1966-67 saw us just pip Margate to the First Division championship, and we beat them 6-0 on aggregate in the two-leg Kent Senior Cup final that year. Dover was now in the top level of non-League football, and we held our own in the Premier Division of the Southern League until relegation in 1977-78. We finished third in 1971-72 behind Chelmsford and Hereford, and again the following season behind Kettering and Yeovil,finishing just two points behind the champions. We won the Kent Senior Cup in 1968, 1971, and 1972, and reached the F.A.Cup First Round in 1971-72 (lost at home to Guildford City in a replay). In 1975-76 we again reached the First Round, drawing 3-3 at Third Division Colchester United, and winning the replay 4-1 after extra time on a most memorable Wednesday evening at Crabble. Colchester have the distinction of being the only Football League side to have been beaten by a Dover team in the F.A.Cup. In the Second Round, we played at Southend United (also from the then Third Division) on a Saturday evening, and we were most unlucky to lose 1-4 in front of 7,696 fans.

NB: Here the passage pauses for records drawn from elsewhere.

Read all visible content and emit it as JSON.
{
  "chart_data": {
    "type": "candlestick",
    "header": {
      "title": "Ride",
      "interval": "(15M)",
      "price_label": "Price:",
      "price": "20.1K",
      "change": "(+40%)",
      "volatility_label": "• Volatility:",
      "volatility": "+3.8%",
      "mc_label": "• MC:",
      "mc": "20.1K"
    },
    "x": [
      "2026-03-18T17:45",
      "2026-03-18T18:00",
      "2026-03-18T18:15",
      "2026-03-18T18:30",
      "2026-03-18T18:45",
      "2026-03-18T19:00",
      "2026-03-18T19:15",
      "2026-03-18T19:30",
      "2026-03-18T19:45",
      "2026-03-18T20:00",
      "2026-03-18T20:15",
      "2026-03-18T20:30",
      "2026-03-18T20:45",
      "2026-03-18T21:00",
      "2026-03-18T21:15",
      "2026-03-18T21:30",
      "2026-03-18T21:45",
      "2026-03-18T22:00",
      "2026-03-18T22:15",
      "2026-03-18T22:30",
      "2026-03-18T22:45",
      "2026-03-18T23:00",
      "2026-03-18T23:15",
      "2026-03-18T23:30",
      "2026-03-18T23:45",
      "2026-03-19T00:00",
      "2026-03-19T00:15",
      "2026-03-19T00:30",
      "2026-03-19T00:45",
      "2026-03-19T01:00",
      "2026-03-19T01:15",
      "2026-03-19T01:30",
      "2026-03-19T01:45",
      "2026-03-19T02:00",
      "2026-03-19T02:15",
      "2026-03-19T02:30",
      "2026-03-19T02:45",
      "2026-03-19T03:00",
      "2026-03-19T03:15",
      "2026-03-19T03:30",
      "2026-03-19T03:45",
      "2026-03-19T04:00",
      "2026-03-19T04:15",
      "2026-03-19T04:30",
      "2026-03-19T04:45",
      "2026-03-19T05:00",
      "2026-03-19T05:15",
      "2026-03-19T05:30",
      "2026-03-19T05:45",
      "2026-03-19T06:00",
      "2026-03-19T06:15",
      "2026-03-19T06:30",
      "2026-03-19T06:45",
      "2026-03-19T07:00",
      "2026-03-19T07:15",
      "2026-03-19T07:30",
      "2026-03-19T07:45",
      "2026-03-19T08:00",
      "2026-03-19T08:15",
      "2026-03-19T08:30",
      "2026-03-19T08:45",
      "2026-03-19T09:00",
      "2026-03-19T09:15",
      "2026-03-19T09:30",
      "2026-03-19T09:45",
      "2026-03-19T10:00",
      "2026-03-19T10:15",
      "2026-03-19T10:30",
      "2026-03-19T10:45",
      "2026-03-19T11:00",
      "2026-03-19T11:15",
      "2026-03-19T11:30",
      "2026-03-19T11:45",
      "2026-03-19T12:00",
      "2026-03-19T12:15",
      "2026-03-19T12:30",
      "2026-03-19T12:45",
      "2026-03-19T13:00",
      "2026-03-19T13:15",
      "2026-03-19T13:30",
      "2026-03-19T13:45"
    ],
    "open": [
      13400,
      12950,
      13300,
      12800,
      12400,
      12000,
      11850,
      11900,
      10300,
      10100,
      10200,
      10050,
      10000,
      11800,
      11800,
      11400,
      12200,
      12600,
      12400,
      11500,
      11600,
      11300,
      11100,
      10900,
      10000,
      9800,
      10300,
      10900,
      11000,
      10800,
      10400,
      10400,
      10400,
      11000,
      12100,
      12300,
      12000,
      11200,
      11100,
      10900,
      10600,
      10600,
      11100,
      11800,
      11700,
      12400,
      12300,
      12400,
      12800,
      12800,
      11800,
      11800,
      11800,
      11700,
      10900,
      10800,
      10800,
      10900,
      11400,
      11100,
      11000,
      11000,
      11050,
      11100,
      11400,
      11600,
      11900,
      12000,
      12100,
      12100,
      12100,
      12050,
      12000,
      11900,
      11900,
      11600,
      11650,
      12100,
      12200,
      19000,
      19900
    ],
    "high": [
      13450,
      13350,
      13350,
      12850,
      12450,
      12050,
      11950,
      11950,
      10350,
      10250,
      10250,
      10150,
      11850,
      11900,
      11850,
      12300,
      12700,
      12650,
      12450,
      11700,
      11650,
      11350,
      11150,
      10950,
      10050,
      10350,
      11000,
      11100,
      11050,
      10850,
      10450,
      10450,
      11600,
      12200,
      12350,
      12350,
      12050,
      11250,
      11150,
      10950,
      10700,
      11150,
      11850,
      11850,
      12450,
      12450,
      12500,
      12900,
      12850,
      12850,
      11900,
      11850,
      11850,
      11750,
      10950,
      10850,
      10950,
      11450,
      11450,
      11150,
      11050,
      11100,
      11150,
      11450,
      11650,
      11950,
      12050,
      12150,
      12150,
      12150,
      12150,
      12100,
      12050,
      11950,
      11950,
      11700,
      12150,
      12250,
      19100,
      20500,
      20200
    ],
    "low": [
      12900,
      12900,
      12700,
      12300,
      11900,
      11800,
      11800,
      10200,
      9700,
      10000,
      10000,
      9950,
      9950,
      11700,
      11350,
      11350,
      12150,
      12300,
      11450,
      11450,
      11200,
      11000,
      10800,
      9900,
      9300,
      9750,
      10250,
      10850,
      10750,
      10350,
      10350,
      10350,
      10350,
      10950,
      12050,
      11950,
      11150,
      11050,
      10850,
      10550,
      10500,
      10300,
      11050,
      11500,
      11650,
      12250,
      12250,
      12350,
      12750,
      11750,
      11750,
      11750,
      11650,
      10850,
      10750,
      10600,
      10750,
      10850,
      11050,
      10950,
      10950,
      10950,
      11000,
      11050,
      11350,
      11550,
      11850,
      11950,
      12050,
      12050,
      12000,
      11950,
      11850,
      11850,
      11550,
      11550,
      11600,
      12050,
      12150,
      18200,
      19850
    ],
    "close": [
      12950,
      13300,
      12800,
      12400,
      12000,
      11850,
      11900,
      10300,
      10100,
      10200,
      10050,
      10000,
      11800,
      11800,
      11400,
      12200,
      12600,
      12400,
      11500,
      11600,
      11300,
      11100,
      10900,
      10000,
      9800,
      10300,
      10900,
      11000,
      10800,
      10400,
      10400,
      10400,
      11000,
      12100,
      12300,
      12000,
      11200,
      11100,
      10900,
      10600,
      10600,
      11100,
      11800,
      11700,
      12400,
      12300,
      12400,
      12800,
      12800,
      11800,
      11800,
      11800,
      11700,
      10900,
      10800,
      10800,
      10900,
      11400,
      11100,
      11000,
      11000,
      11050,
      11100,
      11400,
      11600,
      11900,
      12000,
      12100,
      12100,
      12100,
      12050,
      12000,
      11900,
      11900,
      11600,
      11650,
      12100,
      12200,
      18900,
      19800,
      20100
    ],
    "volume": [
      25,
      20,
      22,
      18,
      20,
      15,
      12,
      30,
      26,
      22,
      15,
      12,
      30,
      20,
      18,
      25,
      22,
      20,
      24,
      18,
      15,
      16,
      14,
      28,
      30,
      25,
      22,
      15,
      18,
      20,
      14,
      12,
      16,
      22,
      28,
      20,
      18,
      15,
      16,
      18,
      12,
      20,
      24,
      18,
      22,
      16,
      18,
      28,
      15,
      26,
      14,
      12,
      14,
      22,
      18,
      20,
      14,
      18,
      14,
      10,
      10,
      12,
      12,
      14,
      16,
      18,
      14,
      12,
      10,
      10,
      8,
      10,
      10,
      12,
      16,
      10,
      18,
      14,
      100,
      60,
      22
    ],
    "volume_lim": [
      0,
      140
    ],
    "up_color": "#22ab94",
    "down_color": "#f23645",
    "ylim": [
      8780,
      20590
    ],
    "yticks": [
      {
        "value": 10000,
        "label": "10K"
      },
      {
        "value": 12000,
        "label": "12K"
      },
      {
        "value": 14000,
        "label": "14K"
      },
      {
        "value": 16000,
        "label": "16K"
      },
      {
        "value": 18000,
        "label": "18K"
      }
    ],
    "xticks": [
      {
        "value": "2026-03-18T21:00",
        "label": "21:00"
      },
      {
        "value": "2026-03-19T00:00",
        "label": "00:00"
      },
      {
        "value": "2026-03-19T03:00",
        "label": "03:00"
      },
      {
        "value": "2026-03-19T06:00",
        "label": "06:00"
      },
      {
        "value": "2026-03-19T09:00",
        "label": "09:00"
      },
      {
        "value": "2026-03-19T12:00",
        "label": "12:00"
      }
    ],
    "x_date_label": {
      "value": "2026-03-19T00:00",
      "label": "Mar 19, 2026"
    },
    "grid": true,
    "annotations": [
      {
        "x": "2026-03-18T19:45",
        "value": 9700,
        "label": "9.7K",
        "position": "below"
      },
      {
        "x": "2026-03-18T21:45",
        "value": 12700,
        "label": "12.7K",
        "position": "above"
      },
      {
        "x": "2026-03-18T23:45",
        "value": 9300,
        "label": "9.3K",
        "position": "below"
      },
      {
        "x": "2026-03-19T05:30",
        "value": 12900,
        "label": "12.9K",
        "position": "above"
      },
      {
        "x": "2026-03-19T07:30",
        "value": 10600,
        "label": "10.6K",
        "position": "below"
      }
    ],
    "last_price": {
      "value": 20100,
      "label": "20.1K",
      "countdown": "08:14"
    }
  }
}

Relegation in 1978 saw us down in the First Division (South) and though we won the championship by 15 points, there was no promotion due to reorganisation of the non-League game. We then went slowly downhill until the club was wound up in 1983, owing a lot of money to the Inland Revenue. Dover reached the F.A.Cup First Round in 1981, losing 0-2 to the then Third Division Oxford United at Crabble. The present dressing room complex was opened that year; previously the teams and officials had to use the top floor of the pavilion on the lower ground. The famous 'Northrop Bridge' was therefore made redundant, though it hadn't actually been used for a few years. After referee Charles Northrop had been attacked following a Kent Senior Cup defeat at the hands of Gravesend in 1953, the K.C.F.A. ordered that some way be found to prevent the players and officials having to walk through the crowd to get on and off the pitch. The bridge was the solution to the problem.

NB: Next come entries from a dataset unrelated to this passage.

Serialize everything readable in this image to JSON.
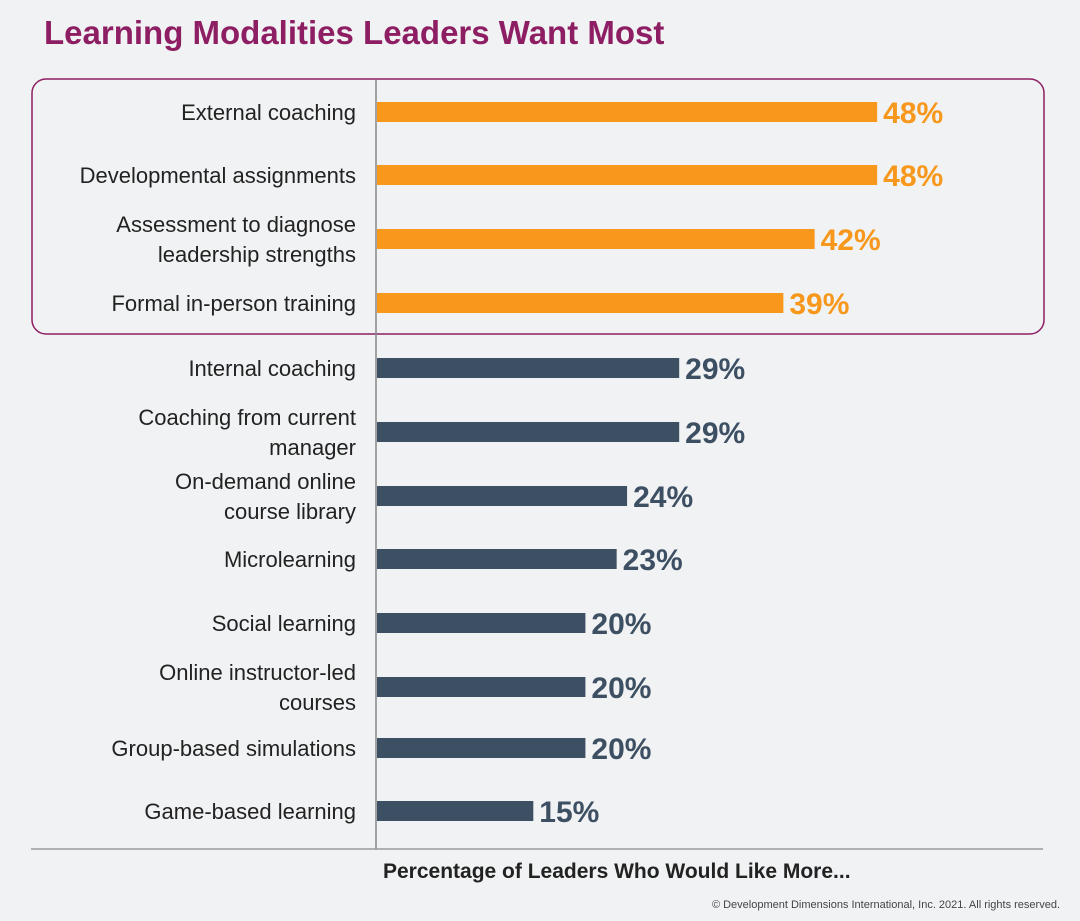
{
  "title": "Learning Modalities Leaders Want Most",
  "copyright": "© Development Dimensions International, Inc. 2021. All rights reserved.",
  "colors": {
    "title": "#8e1e63",
    "highlight_bar": "#f7981d",
    "regular_bar": "#3d4f63",
    "highlight_box": "#8e1e63",
    "axis": "#888888"
  },
  "chart_data": {
    "type": "bar",
    "orientation": "horizontal",
    "title": "Learning Modalities Leaders Want Most",
    "xlabel": "Percentage of Leaders Who Would Like More...",
    "ylabel": "",
    "xlim": [
      0,
      55
    ],
    "grid": false,
    "categories": [
      [
        "External coaching"
      ],
      [
        "Developmental assignments"
      ],
      [
        "Assessment to diagnose",
        "leadership strengths"
      ],
      [
        "Formal in-person training"
      ],
      [
        "Internal coaching"
      ],
      [
        "Coaching from current",
        "manager"
      ],
      [
        "On-demand online",
        "course library"
      ],
      [
        "Microlearning"
      ],
      [
        "Social learning"
      ],
      [
        "Online instructor-led",
        "courses"
      ],
      [
        "Group-based simulations"
      ],
      [
        "Game-based learning"
      ]
    ],
    "values": [
      48,
      48,
      42,
      39,
      29,
      29,
      24,
      23,
      20,
      20,
      20,
      15
    ],
    "value_labels": [
      "48%",
      "48%",
      "42%",
      "39%",
      "29%",
      "29%",
      "24%",
      "23%",
      "20%",
      "20%",
      "20%",
      "15%"
    ],
    "highlighted": [
      true,
      true,
      true,
      true,
      false,
      false,
      false,
      false,
      false,
      false,
      false,
      false
    ]
  }
}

The last match played by Dover F.C. was the Kent Senior Cup final at Gillingham in May 1983. We lost 4-0 to Folkestone, with most of their players having previously played for Dover.
Many famous players have worn the white shirts in the past, but probably the most famous was Peter Broadbent, who went on to play for Brentford, Wolves, and England. Other players who progressed to the Football League were: Barry Rowan(Millwall), Tommy Horsfall(Southend), John O'Mara(Blackburn), Bob Bolder(Liverpool), and Ron Fearon(Reading), among others.